Michael Elashoff is director of biostatistics at CardioDx, a cardiovascular genomic diagnostics company in Palo Alto, CA. The company fuses expertise in genomics, biostatistics, and cardiology to develop clinically validated genomic tests that aid in assessing and tailoring care of individuals with cardiovascular disease, including coronary artery disease (CAD), cardiac arrhythmias, and heart failure. Elashoff says the term "data scientist" is really "more of an acknowledgement that people in this field need multiple types of expertise. It recognizes the fact that looking at data requires more than just analytic skill."

Conway's description of a data scientist "is very similar to what I do, but I still call myself a statistician," says Elashoff. "I need some knowledge of biology and computer programming to do my job, but I would never claim to know enough about biology to replace a biologist. I'm reasonably good at programming, but for some tasks you really need a programmer."

The Venn diagram "is useful, but I don't think that one person can do all of this," says Elashoff.
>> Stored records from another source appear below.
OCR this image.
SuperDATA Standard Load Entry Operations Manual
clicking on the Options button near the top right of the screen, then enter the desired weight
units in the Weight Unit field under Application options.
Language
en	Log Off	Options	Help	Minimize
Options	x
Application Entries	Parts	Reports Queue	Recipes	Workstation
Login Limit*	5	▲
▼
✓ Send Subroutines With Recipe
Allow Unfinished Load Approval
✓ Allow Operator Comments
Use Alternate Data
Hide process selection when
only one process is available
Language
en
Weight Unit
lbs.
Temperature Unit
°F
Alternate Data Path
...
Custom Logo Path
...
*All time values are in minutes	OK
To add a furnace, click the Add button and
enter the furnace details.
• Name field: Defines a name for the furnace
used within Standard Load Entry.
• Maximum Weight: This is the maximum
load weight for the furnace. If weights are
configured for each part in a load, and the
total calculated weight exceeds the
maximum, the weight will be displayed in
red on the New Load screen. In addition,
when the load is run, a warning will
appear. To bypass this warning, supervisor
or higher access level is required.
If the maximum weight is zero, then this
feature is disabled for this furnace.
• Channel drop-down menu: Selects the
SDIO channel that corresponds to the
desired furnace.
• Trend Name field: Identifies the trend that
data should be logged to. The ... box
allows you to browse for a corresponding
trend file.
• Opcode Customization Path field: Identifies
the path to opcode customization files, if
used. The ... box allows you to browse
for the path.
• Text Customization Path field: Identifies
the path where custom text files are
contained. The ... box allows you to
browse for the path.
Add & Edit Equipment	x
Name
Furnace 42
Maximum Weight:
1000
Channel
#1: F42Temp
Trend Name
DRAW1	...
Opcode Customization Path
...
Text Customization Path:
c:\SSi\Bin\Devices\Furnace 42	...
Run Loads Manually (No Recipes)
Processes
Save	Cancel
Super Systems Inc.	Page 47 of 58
An interdisciplinary team, however, could possess the skills depicted in the diagram. "It's pretty hard to be an expert in all these areas."

Perhaps the term "data scientist" reflects a desire to see data analysis return to its scientific roots. "I'm not a big fan of the spaghetti method," says Zubin Dowlaty, vice president/head of innovation and development at Mu Sigma, a global analytics services company. "It makes me nervous when people run a lot of analytic techniques just to get the answer they want, instead of being objective. Doing this job properly requires the rigor of a scientist. The scientist can see things that other people cannot see."
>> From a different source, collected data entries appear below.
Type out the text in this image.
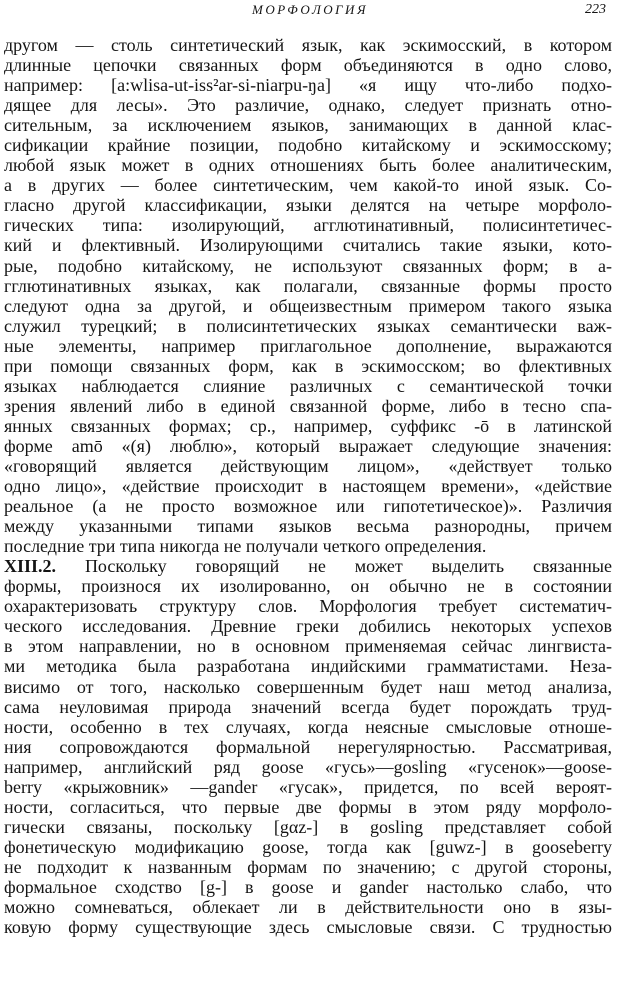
МОРФОЛОГИЯ	223
другом — столь синтетический язык, как эскимосский, в котором
длинные цепочки связанных форм объединяются в одно слово,
например: [a:wlisa-ut-iss²ar-si-niarpu-ŋa] «я ищу что-либо подхо-
дящее для лесы». Это различие, однако, следует признать отно-
сительным, за исключением языков, занимающих в данной клас-
сификации крайние позиции, подобно китайскому и эскимосскому;
любой язык может в одних отношениях быть более аналитическим,
а в других — более синтетическим, чем какой-то иной язык. Со-
гласно другой классификации, языки делятся на четыре морфоло-
гических типа: изолирующий, агглютинативный, полисинтетичес-
кий и флективный. Изолирующими считались такие языки, кото-
рые, подобно китайскому, не используют связанных форм; в а-
гглютинативных языках, как полагали, связанные формы просто
следуют одна за другой, и общеизвестным примером такого языка
служил турецкий; в полисинтетических языках семантически важ-
ные элементы, например приглагольное дополнение, выражаются
при помощи связанных форм, как в эскимосском; во флективных
языках наблюдается слияние различных с семантической точки
зрения явлений либо в единой связанной форме, либо в тесно спа-
янных связанных формах; ср., например, суффикс -ō в латинской
форме amō «(я) люблю», который выражает следующие значения:
«говорящий является действующим лицом», «действует только
одно лицо», «действие происходит в настоящем времени», «действие
реальное (а не просто возможное или гипотетическое)». Различия
между указанными типами языков весьма разнородны, причем
последние три типа никогда не получали четкого определения.
XIII.2. Поскольку говорящий не может выделить связанные
формы, произнося их изолированно, он обычно не в состоянии
охарактеризовать структуру слов. Морфология требует систематич-
ческого исследования. Древние греки добились некоторых успехов
в этом направлении, но в основном применяемая сейчас лингвиста-
ми методика была разработана индийскими грамматистами. Неза-
висимо от того, насколько совершенным будет наш метод анализа,
сама неуловимая природа значений всегда будет порождать труд-
ности, особенно в тех случаях, когда неясные смысловые отноше-
ния сопровождаются формальной нерегулярностью. Рассматривая,
например, английский ряд goose «гусь»—gosling «гусенок»—goose-
berry «крыжовник» —gander «гусак», придется, по всей вероят-
ности, согласиться, что первые две формы в этом ряду морфоло-
гически связаны, поскольку [gαz-] в gosling представляет собой
фонетическую модификацию goose, тогда как [guwz-] в gooseberry
не подходит к названным формам по значению; с другой стороны,
формальное сходство [g-] в goose и gander настолько слабо, что
можно сомневаться, облекает ли в действительности оно в язы-
ковую форму существующие здесь смысловые связи. С трудностью
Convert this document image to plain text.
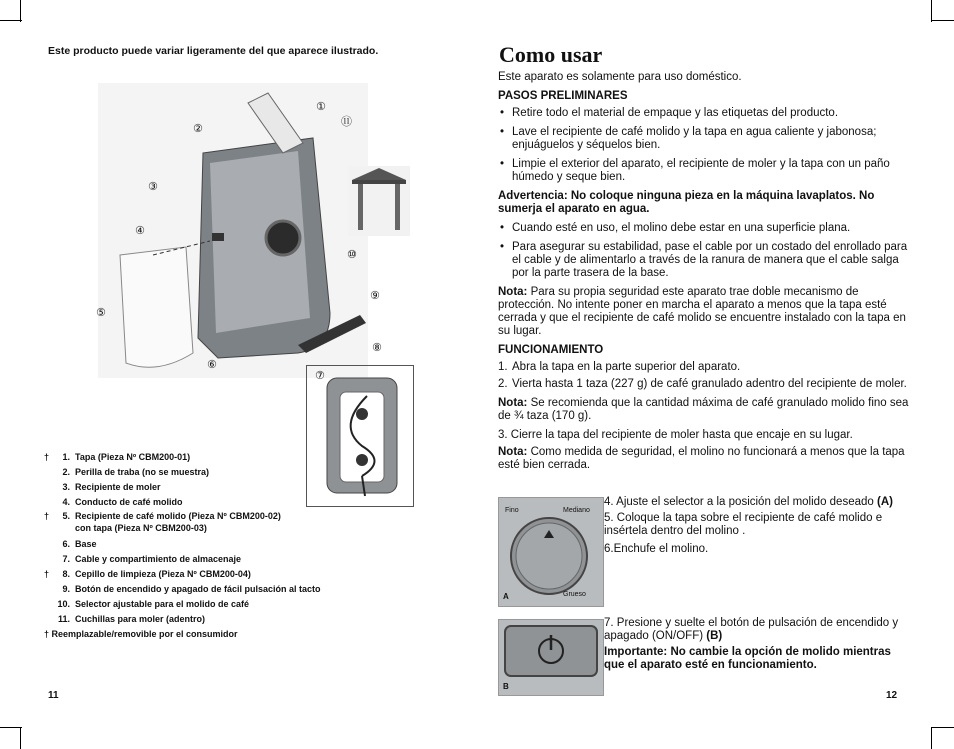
Este producto puede variar ligeramente del que aparece ilustrado.
①
②
③
④
⑤
⑥
⑦
⑧
⑨
⑩
⑪
†	1. Tapa (Pieza Nº CBM200-01)
2. Perilla de traba (no se muestra)
3. Recipiente de moler
4. Conducto de café molido
†	5. Recipiente de café molido (Pieza Nº CBM200-02)
con tapa (Pieza Nº CBM200-03)
6. Base
7. Cable y compartimiento de almacenaje
†	8. Cepillo de limpieza (Pieza Nº CBM200-04)
9. Botón de encendido y apagado de fácil pulsación al tacto
10. Selector ajustable para el molido de café
11. Cuchillas para moler (adentro)
† Reemplazable/removible por el consumidor
11
Como usar

Este aparato es solamente para uso doméstico.

PASOS PRELIMINARES

• Retire todo el material de empaque y las etiquetas del producto.
• Lave el recipiente de café molido y la tapa en agua caliente y jabonosa; enjuáguelos y séquelos bien.
• Limpie el exterior del aparato, el recipiente de moler y la tapa con un paño húmedo y seque bien.

Advertencia: No coloque ninguna pieza en la máquina lavaplatos. No sumerja el aparato en agua.

• Cuando esté en uso, el molino debe estar en una superficie plana.
• Para asegurar su estabilidad, pase el cable por un costado del enrollado para el cable y de alimentarlo a través de la ranura de manera que el cable salga por la parte trasera de la base.

Nota: Para su propia seguridad este aparato trae doble mecanismo de protección. No intente poner en marcha el aparato a menos que la tapa esté cerrada y que el recipiente de café molido se encuentre instalado con la tapa en su lugar.

FUNCIONAMIENTO

1. Abra la tapa en la parte superior del aparato.
2. Vierta hasta 1 taza (227 g) de café granulado adentro del recipiente de moler.

Nota: Se recomienda que la cantidad máxima de café granulado molido fino sea de ¾ taza (170 g).

3. Cierre la tapa del recipiente de moler hasta que encaje en su lugar.

Nota: Como medida de seguridad, el molino no funcionará a menos que la tapa esté bien cerrada.

Fino	Mediano
Grueso
A
4. Ajuste el selector a la posición del molido deseado (A)
5. Coloque la tapa sobre el recipiente de café molido e insértela dentro del molino .
6.Enchufe el molino.
B
7. Presione y suelte el botón de pulsación de encendido y apagado (ON/OFF) (B)
Importante: No cambie la opción de molido mientras que el aparato esté en funcionamiento.
12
With or without a new moniker, the analytics industry is changing, says Dowlaty. "The trend is toward a multi-disciplinary approach to extracting value from data. It's not just about math anymore. You also need technology skills, but what ultimately separates the analyst from the scientist is the dimension of artistic creativity. It's the soft skills that make the big difference."

Michael Driscoll, author of the Dataspora Blog, holds a Ph.D. in Bioinformatics from Boston University and an A.B. from Harvard College. He has a decade of experience developing data platforms and predictive algorithms for telecom, financial, and life sciences institutions. From his perspective, the rise of data science represents the next logical phase of innovation in business intelligence.

"Think of it as a three-layer cake with data management at the bottom, BI software in the middle, and insights at the top," says Driscoll. "Data management is, increasingly, a solved problem. BI vendors could be facing a mass extinction. We're moving up the stack into the next phase, towards analytics, which drives products."

Whether you call it data analysis or data science, the future of this field looks brilliant and exciting.

David Champagne is the chief technology officer of Revolution Analytics, a provider of software and support for the popular open source R statistics language, and a software architect, programmer, and product manager with over 20 years experience in enterprise and Web application development. As principal architect/engineer for SPSS, Champagne led the development teams and created and led the text mining architecture team. He is a graduate of Southern Illinois University.